Rental aid payments are approved, but big backlog persists
More than 22,000 seek $161 million as Oregon nears halfway point in 60-day grace period for evictions
By PETER WONG Oregon Capital Bureau
Community action agencies have made their first payments to landlords under the Oregon emergency rental assistance program.
But according to a dashboard maintained by the Oregon Department of Housing and Community Services, payments still lag far behind the number of completed applications by tenants and the amount of aid they have requested from the program.
As of Monday, community action agencies have approved payments for 1,260 of 22,083 completed applications, about 6%. The total of $7.75 million is barely 5% of the $160.9 million requested so far.
Although the state agency oversees the program, it has turned to community action agencies to do much of the payment work.
Oregon's moratorium on residential evictions ended June 30, although a national moratorium continues through Saturday. It is uncertain whether the Centers for Disease Control and Prevention, which issued the original moratorium, will continue it.
State lawmakers did pass two bills before the close of their 2021 session to ease the transition.
One (Senate Bill 278) bars landlords from initiating evictions for 60 days if tenants provide proof they have applied for rental assistance. In Multnomah County, that period runs for 90 days, not 60 days, because of board action July 1.
Oregon is nearing the 30-day mark of that 60-day grace period.
The other law (Senate Bill 282) gives tenants until Feb. 28, 2022, to pay past-due rent owed between April 1, 2020, and June 30 of this year because of the coronavirus pandemic. It does not forgive past-due rent, and it requires tenants to remain current on rent after June 30.
The vast majority of Oregon applicants (12,000) seek money both for past-due rent and rent due in July or later.
Vouchers scarce
A national think tank, the left-leaning Center on Budget and Policy Priorities, estimates that 11.4 million adults nationally are in danger of facing evictions if the federal moratorium ends and federal rental assistance fails to flow fast enough through states and local agencies.
"This falls heavily on renters of color," Sharon Parrott, the center's president, said in a conference call with reporters July 22. "States and localities are well positioned to take steps to avert widespread evictions."
The conference call focused on a new report by the center that calls for increased federal spending on housing-choice vouchers, which low-income tenants, older people and people with disabilities can use to shop for their own rental housing. The vouchers are supposed to fill the gap between income and rent, but according to the report — based on data by the U.S. Department of Housing and Urban Development, which supplies the money — only about 10% of those eligible obtain vouchers and a total of 25% get any housing aid at all.

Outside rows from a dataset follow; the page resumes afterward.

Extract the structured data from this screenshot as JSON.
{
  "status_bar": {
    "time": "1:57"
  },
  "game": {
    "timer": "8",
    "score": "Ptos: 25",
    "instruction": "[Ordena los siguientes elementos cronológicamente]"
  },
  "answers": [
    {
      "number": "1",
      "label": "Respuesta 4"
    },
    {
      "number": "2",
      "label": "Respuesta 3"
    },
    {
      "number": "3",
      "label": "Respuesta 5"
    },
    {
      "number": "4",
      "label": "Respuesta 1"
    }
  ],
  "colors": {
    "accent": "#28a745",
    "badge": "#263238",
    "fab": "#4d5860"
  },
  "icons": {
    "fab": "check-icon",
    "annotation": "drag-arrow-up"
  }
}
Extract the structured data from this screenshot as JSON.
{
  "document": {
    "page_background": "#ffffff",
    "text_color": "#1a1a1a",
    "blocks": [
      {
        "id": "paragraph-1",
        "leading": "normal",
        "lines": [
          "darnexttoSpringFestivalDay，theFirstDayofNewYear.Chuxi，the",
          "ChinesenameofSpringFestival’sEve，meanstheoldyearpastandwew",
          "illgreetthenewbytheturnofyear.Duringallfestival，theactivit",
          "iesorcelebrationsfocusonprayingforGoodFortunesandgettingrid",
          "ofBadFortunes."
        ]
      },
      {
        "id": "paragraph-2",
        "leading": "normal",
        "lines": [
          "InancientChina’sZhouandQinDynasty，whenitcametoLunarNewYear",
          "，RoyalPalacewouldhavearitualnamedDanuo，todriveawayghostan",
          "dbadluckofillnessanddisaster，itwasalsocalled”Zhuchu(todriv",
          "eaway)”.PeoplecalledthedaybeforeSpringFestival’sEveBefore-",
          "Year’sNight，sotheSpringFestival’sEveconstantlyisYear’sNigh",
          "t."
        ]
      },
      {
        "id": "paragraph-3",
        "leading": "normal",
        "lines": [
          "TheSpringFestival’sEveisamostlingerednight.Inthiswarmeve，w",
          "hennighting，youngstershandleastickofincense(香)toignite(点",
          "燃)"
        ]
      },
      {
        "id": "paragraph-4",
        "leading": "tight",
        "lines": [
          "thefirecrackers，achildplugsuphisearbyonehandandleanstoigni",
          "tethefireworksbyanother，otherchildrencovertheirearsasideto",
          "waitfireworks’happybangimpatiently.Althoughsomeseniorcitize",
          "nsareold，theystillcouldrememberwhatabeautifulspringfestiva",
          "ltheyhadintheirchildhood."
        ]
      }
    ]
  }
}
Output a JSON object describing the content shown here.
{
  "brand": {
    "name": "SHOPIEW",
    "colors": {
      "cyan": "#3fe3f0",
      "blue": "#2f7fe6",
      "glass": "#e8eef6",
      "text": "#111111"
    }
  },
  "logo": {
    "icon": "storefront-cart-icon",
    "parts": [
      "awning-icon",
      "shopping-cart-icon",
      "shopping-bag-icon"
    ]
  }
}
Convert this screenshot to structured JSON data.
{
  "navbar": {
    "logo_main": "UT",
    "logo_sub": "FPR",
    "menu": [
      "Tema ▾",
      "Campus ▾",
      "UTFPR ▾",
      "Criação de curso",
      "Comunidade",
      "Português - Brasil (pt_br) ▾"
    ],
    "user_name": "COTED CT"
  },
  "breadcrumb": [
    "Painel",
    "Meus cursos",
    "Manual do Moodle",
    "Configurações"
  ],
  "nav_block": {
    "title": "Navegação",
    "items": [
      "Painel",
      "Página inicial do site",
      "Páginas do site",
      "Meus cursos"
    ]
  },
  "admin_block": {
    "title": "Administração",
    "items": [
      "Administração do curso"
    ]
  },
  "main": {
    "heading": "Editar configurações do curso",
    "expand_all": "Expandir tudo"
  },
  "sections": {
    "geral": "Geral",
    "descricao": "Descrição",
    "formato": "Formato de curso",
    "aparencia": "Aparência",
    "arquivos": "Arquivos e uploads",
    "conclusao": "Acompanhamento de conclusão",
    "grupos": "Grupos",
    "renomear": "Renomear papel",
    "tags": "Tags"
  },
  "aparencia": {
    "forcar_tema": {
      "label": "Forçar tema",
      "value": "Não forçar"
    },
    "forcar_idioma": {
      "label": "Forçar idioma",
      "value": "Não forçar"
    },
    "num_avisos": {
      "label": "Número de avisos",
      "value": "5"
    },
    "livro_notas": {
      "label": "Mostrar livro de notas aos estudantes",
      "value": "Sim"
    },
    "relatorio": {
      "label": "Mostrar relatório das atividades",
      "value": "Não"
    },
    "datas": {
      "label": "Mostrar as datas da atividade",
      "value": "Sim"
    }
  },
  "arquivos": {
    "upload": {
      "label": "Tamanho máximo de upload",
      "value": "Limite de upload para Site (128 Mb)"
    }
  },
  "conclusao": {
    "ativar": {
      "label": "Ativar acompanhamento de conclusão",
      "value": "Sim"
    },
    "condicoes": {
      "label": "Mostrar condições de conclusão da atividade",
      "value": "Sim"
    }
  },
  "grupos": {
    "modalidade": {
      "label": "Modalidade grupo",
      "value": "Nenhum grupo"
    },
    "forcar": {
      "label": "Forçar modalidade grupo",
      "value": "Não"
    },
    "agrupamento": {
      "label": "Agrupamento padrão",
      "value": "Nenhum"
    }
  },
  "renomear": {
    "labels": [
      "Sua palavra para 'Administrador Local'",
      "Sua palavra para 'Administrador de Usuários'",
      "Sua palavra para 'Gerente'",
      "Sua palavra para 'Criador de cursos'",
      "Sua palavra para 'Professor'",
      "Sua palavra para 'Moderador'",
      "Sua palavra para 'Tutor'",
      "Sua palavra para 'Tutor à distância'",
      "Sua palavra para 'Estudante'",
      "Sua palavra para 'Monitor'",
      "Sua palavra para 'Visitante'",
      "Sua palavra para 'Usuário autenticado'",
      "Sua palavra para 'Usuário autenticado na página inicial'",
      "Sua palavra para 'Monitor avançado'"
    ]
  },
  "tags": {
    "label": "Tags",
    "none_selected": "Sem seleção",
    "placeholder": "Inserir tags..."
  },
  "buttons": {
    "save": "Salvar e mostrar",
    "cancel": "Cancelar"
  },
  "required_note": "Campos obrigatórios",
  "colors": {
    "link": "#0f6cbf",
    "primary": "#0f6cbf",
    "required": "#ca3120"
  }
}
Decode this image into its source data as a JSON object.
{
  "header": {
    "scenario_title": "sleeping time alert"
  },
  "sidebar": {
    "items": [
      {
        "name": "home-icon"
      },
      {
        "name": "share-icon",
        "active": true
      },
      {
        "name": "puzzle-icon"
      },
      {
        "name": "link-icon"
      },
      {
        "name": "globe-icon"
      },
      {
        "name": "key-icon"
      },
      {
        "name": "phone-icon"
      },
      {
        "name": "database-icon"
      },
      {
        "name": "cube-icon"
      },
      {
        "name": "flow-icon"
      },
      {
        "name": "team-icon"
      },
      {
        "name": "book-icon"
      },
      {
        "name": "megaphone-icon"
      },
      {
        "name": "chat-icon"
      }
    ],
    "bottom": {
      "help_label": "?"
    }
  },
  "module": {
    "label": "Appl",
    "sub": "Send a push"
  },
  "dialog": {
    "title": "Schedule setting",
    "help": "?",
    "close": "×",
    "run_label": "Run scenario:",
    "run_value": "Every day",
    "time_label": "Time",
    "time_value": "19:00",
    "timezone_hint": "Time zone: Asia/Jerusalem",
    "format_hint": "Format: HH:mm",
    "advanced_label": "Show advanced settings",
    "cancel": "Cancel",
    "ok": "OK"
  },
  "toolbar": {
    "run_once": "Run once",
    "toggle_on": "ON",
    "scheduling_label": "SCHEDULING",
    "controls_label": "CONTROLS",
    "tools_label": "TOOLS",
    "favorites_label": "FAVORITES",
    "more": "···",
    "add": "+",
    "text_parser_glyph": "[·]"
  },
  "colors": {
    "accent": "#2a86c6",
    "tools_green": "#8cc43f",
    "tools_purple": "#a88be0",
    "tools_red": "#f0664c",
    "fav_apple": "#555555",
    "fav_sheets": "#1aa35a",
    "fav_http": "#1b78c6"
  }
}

"Millions of people in this country understand that hardship and stress," Sonia Acosta, a housing policy analyst and one of the report's authors, said. "The lack of funding means that millions of people who are eligible for housing vouchers never receive them. Those in the queue often wait years for help."
Of the top 50 regional housing agencies across the nation, the report says just two have waiting periods of less than a year, and for more than half of the agencies, the wait exceeds two years. Looking at detailed data for 500 agencies, Washington County's wait time is 13 months, and Clackamas County, 23 months. Multnomah County's agency, Home Forward, isn't even listed; a lottery is conducted every two or three years for places on the waiting list.
"To be clear, any wait is too long when you face homelessness or are living in an unsafe place," Acosta said.
Will Fischer, senior director for housing policy and research, said the obvious response is for President Joe Biden and Congress to put more money into housing-choice vouchers in economic recovery programs.
"All the evidence suggests that if Congress provided a large expansion of the voucher program, agencies would be able to put that to use," he said.
Merkley: Do more
U.S. Sen. Jeff Merkley said details need to be worked out, but the recent agreement by the Senate's majority Democrats on a $3.5 trillion budget reconciliation does allow for "several hundred billion" for housing in the federal budget year that ends in fall 2022.
The Oregon Democrat has laid out his own housing proposal, which calls for $700 billion over a decade. He said its timing was intended to coincide with the debate over the 2022 budget.
"I hope the details are going to look a lot like my HOME Act, which invests in many different aspects to create more housing and make it more affordable for so many Americans who are struggling," he said on Friday, July 23.
Though his proposal does set aside more money for vouchers, Merkley said, any housing plan has to go beyond them.
"Here's the challenge: Even though we have vouchers now, often people can't use them," he said. "They can't find apartments within that cost because there is such a shortage of apartments."
When Merkley presented his proposal June 29, he said it met a need that is not abstract to most Americans.
"No matter where you travel around the country, people are talking about housing. It is everywhere. It is not just a central city, suburban or rural concern," he said then. "The question is about how we make the appropriate investment in response. The answer is to seize the infrastructure movement. We have to think of housing as part of our national infrastructure."